Pereira: Continua necessária. Por mais que o agricultor tenha evoluído, ele ainda tem uma realidade muito dispersa. Muita liderança que se confronta, muita liderança espalhada. O meio profissional da agricultura precisa de elementos de aglutinação. E a revista pode fazer esse papel. Eu acho que ela é necessária e oportuna. Quando a gente começou a revista Globo Rural, o agro não era essa coisa que é hoje no Brasil. Não tinha essa importância. Mas houve uma evolução tremenda nesses 40 anos de revista e 45 anos de programa da televisão. Você vai me dizer “ah, mas a edição de papel continua?” Eu vou dizer: é oportuna, amigável, não é ligeira, te dá facilidade de ler a hora que você quiser.
GR: A revista Globo Rural, hoje, como produto de comunicação, é o centro de uma plataforma de cobertura de agropecuária da Editora Globo que integra o Valor Econômico, a rádio CBN, o jornal O Globo…
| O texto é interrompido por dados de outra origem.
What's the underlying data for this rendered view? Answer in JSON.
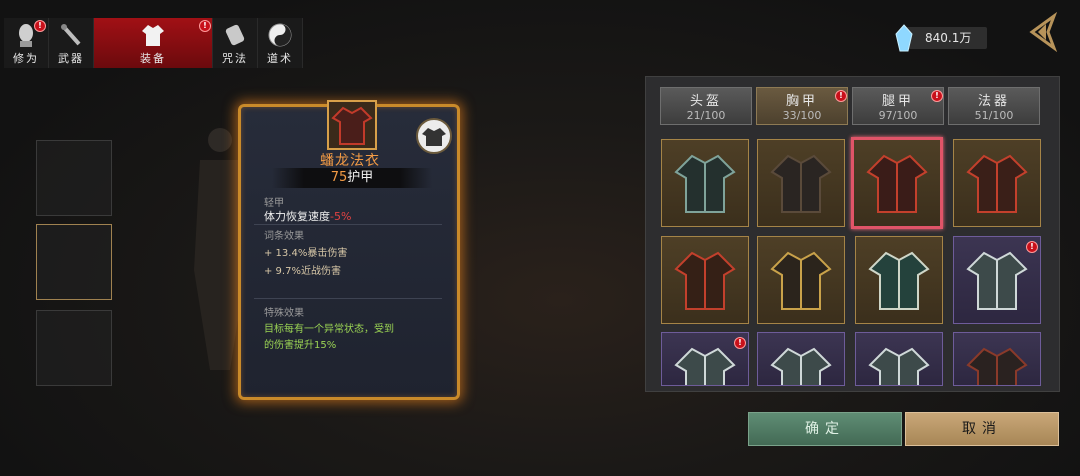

Pereira: É o espírito do início. Palavra do campo. Não é a palavra da Globo, não é a palavra do jornalista da Globo, do repórter, do editor, é a palavra do campo. É o campo que tem que falar. O campo está acontecendo no Brasil de uma maneira extraordinária. Deixa o campo falar. O campo fica orgulhoso disso.
GR: Como você avalia e resume a relação que a Globo Rural construiu com a agropecuária brasileira?
Pereira: Só tem um jeito de falar: o maior afeto, o maior carinho, o maior apreço, o maior amor. Você fala a palavra Globo Rural e abre qualquer porteira do Brasil. O brasileiro ama o Globo Rural e a Globo Rural.